Messi formasını giyen çocuk
Messi formasını giyen çocuk
Adamın biri top oynamayı çok seven oğluna Messi’nin formasını almış. Çocuğu buna o kadar sevinmiş ki formasını hemen giymiş, uzun bir süre çıkarmamış. O kadar uzun giymiş ki kendini Messi sanmaya başlamış. Mahallede beraber oynadığı çocukları küçük görmeye ve kendisinin büyük bir futbolcu olduğuna inanmaya başlamış. Bir gün formasının havasını atmak için sokakta arkadaşlarının yanına gitmiş. Arkadaşları etrafını çevirmişler hemen ve sormaya başlamışlar:
– A kuzum, bu ne güzel bir forma böyle. Söyle bize sen Messi misin?
– Ya neyim ya. Tabi ki ben Messi’yim. Görmüyor musunuz formamı, nasıl da parıl parıl parlıyor.
– O halde biz şimdi sana diyeceğiz.
– Dünyanın en iyi futbolcusu deyin.
– Dünyanın en iyi futbolcusu, bizim aşağı mahalle ile maçımız var ve bu maç bizim için çok önemli. Mutlaka kazanmamız lazım. Bizimle oynar mısın?
– Oynayamam, formam kirlenir.
– Futbolculuk formanda mı, yoksa sende mi?
– Formam olmazsa ben nasıl yaşarım?
– Vay zavallı futbolcu! Sen değeri kendinde değil, formanda bulmuşsun. Hadi senin yolun açık olsun.
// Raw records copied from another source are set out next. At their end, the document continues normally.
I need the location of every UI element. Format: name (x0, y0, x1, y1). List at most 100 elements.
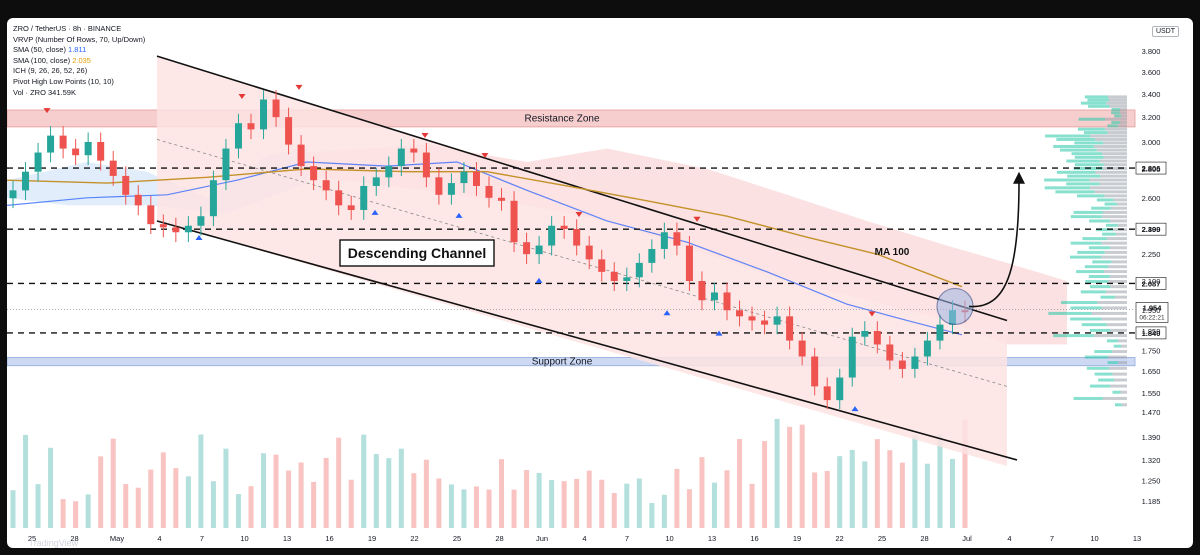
candle[interactable] (285, 117, 293, 145)
candle[interactable] (573, 229, 581, 246)
candle[interactable] (723, 292, 731, 311)
candle[interactable] (635, 262, 643, 278)
volume-profile-up (1053, 334, 1094, 338)
candle[interactable] (209, 180, 217, 217)
candle[interactable] (623, 277, 631, 281)
legend-pivots[interactable]: Pivot High Low Points (10, 10) (13, 76, 114, 86)
candle[interactable] (585, 245, 593, 260)
chart-panel[interactable]: Resistance Zone Support Zone 2.806 2.399 2.… (7, 18, 1193, 548)
volume-profile-down (1100, 174, 1127, 178)
candle[interactable] (422, 152, 430, 178)
volume-bar (924, 463, 930, 528)
channel-lower-line[interactable] (156, 220, 1018, 461)
candle[interactable] (535, 245, 543, 255)
candle[interactable] (685, 245, 693, 281)
candle[interactable] (410, 148, 418, 153)
candle[interactable] (134, 194, 142, 206)
candle[interactable] (548, 225, 556, 246)
breakout-highlight[interactable] (936, 287, 974, 326)
candle[interactable] (761, 320, 769, 325)
candle[interactable] (272, 99, 280, 118)
candle[interactable] (911, 356, 919, 369)
y-tick-label: 3.600 (1142, 68, 1161, 77)
candle[interactable] (109, 160, 117, 176)
legend-sma50[interactable]: SMA (50, close) 1.811 (13, 45, 87, 55)
candle[interactable] (184, 225, 192, 233)
candle[interactable] (360, 185, 368, 210)
candle[interactable] (260, 99, 268, 130)
candle[interactable] (898, 360, 906, 369)
candle[interactable] (848, 336, 856, 378)
candle[interactable] (397, 148, 405, 167)
volume-profile-up (1073, 210, 1103, 214)
candle[interactable] (798, 340, 806, 357)
candle[interactable] (234, 123, 242, 149)
candle[interactable] (59, 135, 67, 149)
candle[interactable] (485, 185, 493, 198)
currency-badge[interactable]: USDT (1151, 26, 1179, 37)
legend-ichimoku[interactable]: ICH (9, 26, 26, 52, 26) (13, 66, 88, 76)
candle[interactable] (34, 152, 42, 172)
legend-volume[interactable]: Vol · ZRO 341.59K (13, 87, 76, 97)
candle[interactable] (736, 310, 744, 317)
volume-profile-down (1094, 190, 1127, 194)
candle[interactable] (297, 144, 305, 167)
candle[interactable] (247, 123, 255, 130)
candle[interactable] (447, 183, 455, 195)
candle[interactable] (598, 259, 606, 272)
legend-sma100[interactable]: SMA (100, close) 2.035 (13, 55, 91, 65)
candle[interactable] (347, 205, 355, 210)
candle[interactable] (836, 377, 844, 401)
candle[interactable] (310, 166, 318, 181)
candle[interactable] (9, 190, 17, 199)
candle[interactable] (72, 148, 80, 156)
candle[interactable] (773, 316, 781, 325)
candle[interactable] (936, 324, 944, 341)
candle[interactable] (222, 148, 230, 181)
candle[interactable] (385, 166, 393, 178)
pivot-high-marker (693, 216, 701, 222)
candle[interactable] (372, 177, 380, 186)
candle[interactable] (610, 271, 618, 281)
candle[interactable] (22, 171, 30, 191)
legend-vrvp[interactable]: VRVP (Number Of Rows, 70, Up/Down) (13, 34, 146, 44)
candle[interactable] (660, 232, 668, 249)
candle[interactable] (472, 171, 480, 186)
candle[interactable] (648, 248, 656, 263)
candle[interactable] (435, 177, 443, 195)
candle[interactable] (786, 316, 794, 341)
x-tick-label: 4 (1007, 534, 1011, 543)
candle[interactable] (673, 232, 681, 246)
candle[interactable] (322, 180, 330, 191)
candle[interactable] (698, 281, 706, 301)
volume-profile-down (1089, 178, 1127, 182)
volume-profile-down (1095, 170, 1127, 174)
candle[interactable] (97, 142, 105, 161)
candle[interactable] (923, 340, 931, 357)
candle[interactable] (47, 135, 55, 153)
candle[interactable] (510, 200, 518, 243)
candle[interactable] (861, 331, 869, 337)
candle[interactable] (335, 190, 343, 206)
candle[interactable] (147, 205, 155, 225)
candle[interactable] (748, 316, 756, 321)
candle[interactable] (560, 225, 568, 229)
tradingview-logo[interactable]: ⁊7 TradingView (14, 537, 78, 548)
candle[interactable] (159, 224, 167, 228)
candle[interactable] (122, 175, 130, 195)
candle[interactable] (886, 344, 894, 361)
candle[interactable] (811, 356, 819, 387)
candle[interactable] (873, 331, 881, 345)
chart-title[interactable]: ZRO / TetherUS · 8h · BINANCE (13, 24, 122, 33)
candle[interactable] (823, 386, 831, 401)
candle[interactable] (498, 197, 506, 201)
candle[interactable] (172, 227, 180, 233)
candle[interactable] (84, 142, 92, 156)
candle[interactable] (460, 171, 468, 184)
candle[interactable] (197, 216, 205, 226)
candle[interactable] (710, 292, 718, 301)
volume-bar (398, 448, 404, 528)
candle[interactable] (523, 242, 531, 255)
price-level-tag (1135, 161, 1167, 175)
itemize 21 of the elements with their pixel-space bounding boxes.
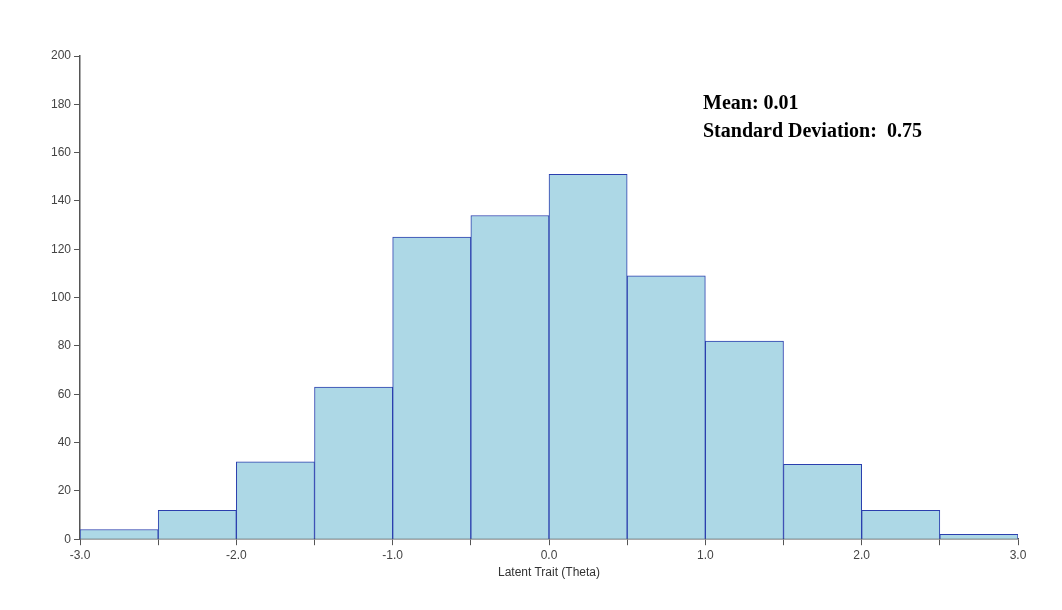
y-tick-label: 80 [57, 338, 72, 353]
y-tick-label: 40 [57, 434, 72, 449]
y-tick-label: 180 [50, 96, 72, 111]
x-tick-label: -1.0 [382, 547, 404, 562]
x-tick-label: 0.0 [540, 547, 558, 562]
x-tick-label: -3.0 [69, 547, 91, 562]
y-tick-label: 20 [57, 483, 72, 498]
annotation: Mean: 0.01 [703, 90, 800, 115]
x-tick-label: 2.0 [853, 547, 871, 562]
y-tick-label: 100 [50, 289, 72, 304]
y-tick-label: 140 [50, 193, 72, 208]
y-tick-label: 160 [50, 144, 72, 159]
y-tick-label: 120 [50, 241, 72, 256]
x-axis-title: Latent Trait (Theta) [497, 565, 601, 580]
x-tick-label: 1.0 [697, 547, 714, 562]
x-tick-label: -2.0 [226, 547, 248, 562]
y-tick-label: 0 [64, 531, 72, 546]
y-tick-label: 60 [57, 386, 72, 401]
annotation: Standard Deviation: 0.75 [703, 118, 922, 143]
x-tick-label: 3.0 [1009, 547, 1027, 562]
y-tick-label: 200 [50, 48, 72, 63]
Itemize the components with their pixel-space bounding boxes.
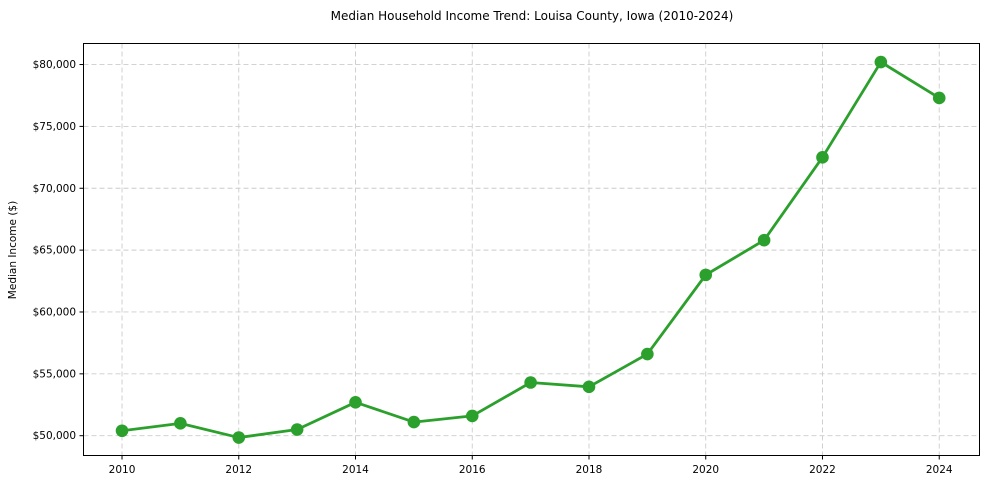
x-tick-label: 2016: [459, 464, 486, 476]
data-point-2020: [699, 268, 713, 282]
y-axis-label: Median Income ($): [7, 201, 19, 299]
y-tick-label: $70,000: [33, 183, 76, 195]
data-point-2024: [932, 91, 946, 105]
data-point-2014: [349, 395, 362, 409]
data-point-2011: [174, 417, 187, 430]
plot-border: [83, 43, 980, 456]
data-point-2017: [524, 376, 537, 389]
x-tick-label: 2018: [576, 464, 603, 476]
data-point-2015: [407, 415, 421, 429]
y-tick-label: $65,000: [33, 245, 76, 257]
data-point-2013: [290, 423, 304, 436]
y-tick-label: $80,000: [33, 59, 76, 71]
data-point-2016: [465, 409, 479, 423]
data-point-2019: [641, 347, 654, 361]
x-tick-label: 2020: [692, 464, 719, 476]
data-point-2018: [582, 380, 596, 394]
chart-title: Median Household Income Trend: Louisa Co…: [330, 9, 734, 23]
data-point-2010: [115, 424, 129, 438]
x-tick-label: 2010: [109, 464, 136, 476]
data-point-2023: [874, 55, 888, 69]
y-tick-label: $50,000: [33, 430, 76, 442]
x-tick-label: 2022: [809, 464, 836, 476]
x-tick-label: 2012: [225, 464, 252, 476]
y-tick-label: $75,000: [33, 121, 76, 133]
x-tick-label: 2024: [926, 464, 953, 476]
data-point-2012: [232, 431, 246, 444]
x-tick-label: 2014: [342, 464, 369, 476]
data-point-2022: [816, 151, 829, 164]
plot-area: 2010 2012 2014 2016 2018 2020 2022 2024 $50,000 $…: [33, 43, 980, 476]
data-point-2021: [757, 233, 771, 247]
y-tick-label: $55,000: [33, 368, 76, 380]
y-tick-label: $60,000: [33, 306, 76, 318]
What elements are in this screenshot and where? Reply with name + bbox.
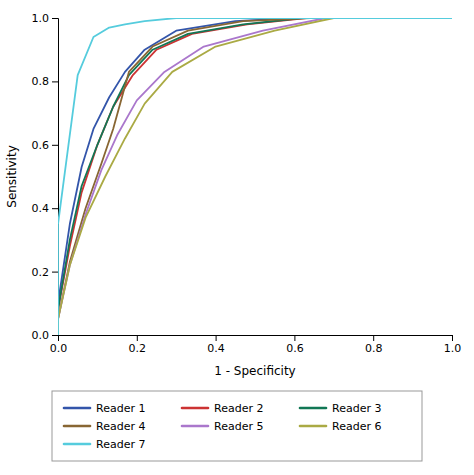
tick: 1.0 [32, 12, 59, 25]
tick: 0.4 [207, 335, 225, 355]
tick-mark [216, 335, 217, 341]
legend-item: Reader 1 [64, 402, 145, 415]
x-axis-title: 1 - Specificity [214, 364, 295, 378]
tick-mark [52, 208, 58, 209]
tick: 0.6 [32, 139, 59, 152]
lines [58, 18, 452, 335]
legend-label: Reader 4 [96, 420, 145, 433]
legend-item: Reader 3 [300, 402, 381, 415]
axis-line [59, 336, 453, 342]
x-axis: 0.0 0.2 0.4 0.6 0.8 1.0 [50, 335, 462, 355]
tick-mark [52, 145, 58, 146]
tick: 0.2 [32, 266, 59, 279]
legend-label: Reader 2 [214, 402, 263, 415]
series-line [58, 18, 452, 335]
plot: 0.0 0.2 0.4 0.6 0.8 1.0 0.0 0.2 0.4 0.6 0.8 1.0 [32, 12, 462, 355]
tick-label: 0.0 [32, 329, 50, 342]
legend: Reader 1 Reader 2 Reader 3 Reader 4 Reader 5… [52, 391, 422, 461]
legend-swatch [182, 407, 208, 410]
tick-label: 0.2 [129, 342, 147, 355]
series-line [58, 18, 452, 335]
tick-label: 0.2 [32, 266, 50, 279]
legend-label: Reader 7 [96, 438, 145, 451]
axis-line [52, 19, 59, 336]
tick: 0.8 [32, 75, 59, 88]
legend-swatch [64, 425, 90, 428]
tick-label: 0.6 [286, 342, 304, 355]
tick-label: 0.4 [207, 342, 225, 355]
legend-label: Reader 5 [214, 420, 263, 433]
series-line [58, 18, 452, 335]
tick: 0.6 [286, 335, 304, 355]
tick-label: 0.8 [365, 342, 383, 355]
chart: 0.0 0.2 0.4 0.6 0.8 1.0 0.0 0.2 0.4 0.6 0.8 1.0 1 - … [0, 0, 474, 475]
legend-label: Reader 1 [96, 402, 145, 415]
tick-mark [294, 335, 295, 341]
tick-label: 0.4 [32, 202, 50, 215]
tick-label: 0.0 [50, 342, 68, 355]
legend-swatch [300, 425, 326, 428]
legend-item: Reader 6 [300, 420, 381, 433]
legend-label: Reader 6 [332, 420, 381, 433]
legend-swatch [64, 407, 90, 410]
tick-mark [52, 18, 58, 19]
series-line [58, 18, 452, 335]
legend-item: Reader 7 [64, 438, 145, 451]
tick-label: 1.0 [32, 12, 50, 25]
tick-mark [52, 272, 58, 273]
y-axis: 0.0 0.2 0.4 0.6 0.8 1.0 [32, 12, 59, 342]
tick-mark [137, 335, 138, 341]
series-line [58, 18, 452, 335]
tick-label: 1.0 [444, 342, 462, 355]
tick-mark [373, 335, 374, 341]
series-line [58, 18, 452, 335]
tick-label: 0.8 [32, 75, 50, 88]
legend-swatch [300, 407, 326, 410]
legend-item: Reader 2 [182, 402, 263, 415]
tick: 0.8 [365, 335, 383, 355]
tick-label: 0.6 [32, 139, 50, 152]
legend-label: Reader 3 [332, 402, 381, 415]
tick-mark [452, 335, 453, 341]
legend-swatch [182, 425, 208, 428]
tick: 0.2 [129, 335, 147, 355]
legend-frame [52, 391, 422, 461]
legend-swatch [64, 443, 90, 446]
legend-item: Reader 4 [64, 420, 145, 433]
series-line [58, 18, 452, 335]
tick: 1.0 [444, 335, 462, 355]
tick: 0.4 [32, 202, 59, 215]
tick: 0.0 [50, 335, 68, 355]
legend-item: Reader 5 [182, 420, 263, 433]
y-axis-title: Sensitivity [5, 145, 19, 207]
tick: 0.0 [32, 329, 59, 342]
tick-mark [52, 335, 58, 336]
tick-mark [52, 81, 58, 82]
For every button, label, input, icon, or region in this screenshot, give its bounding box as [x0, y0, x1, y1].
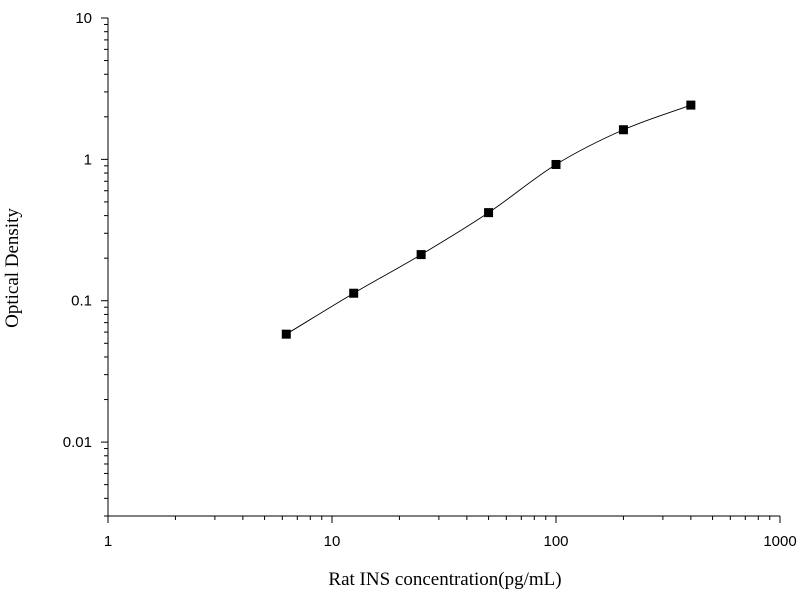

İyi futbolcu olmak için forma lazım değil. Lazım olan şey çalışmak ve yeteneklerimizi geliştirmek. Günümüzde her şey görüntüye bağlı. İnsanlar birbirlerini görünüşleriyle yargılıyorlar. Oysa öyle elbiseler vardır ki içinde adamlar yoktur, öyle adamlar vardır ki üzerinde elbiseler yoktur. Maden içimizde, ne ararsak içimizde. Dışarıdan içeri bir şey fayda etmez. Ne olacaksa içeriden dışarıya olur. Olmak, taşmak da böyledir.
Evet sevgili çocuklar,
Messi forması giyebiliriz ama Messi kadar güzel futbol oynayamayız. Forma giymekle futbolcu olunsaydı, boyacı küpüne düşen tilki tavus olurdu. Yoksa siz o hikayeyi duymadınız mı? O zaman hemen bir Mesnevi bulun ve hikayenin güzelini oradan okuyun.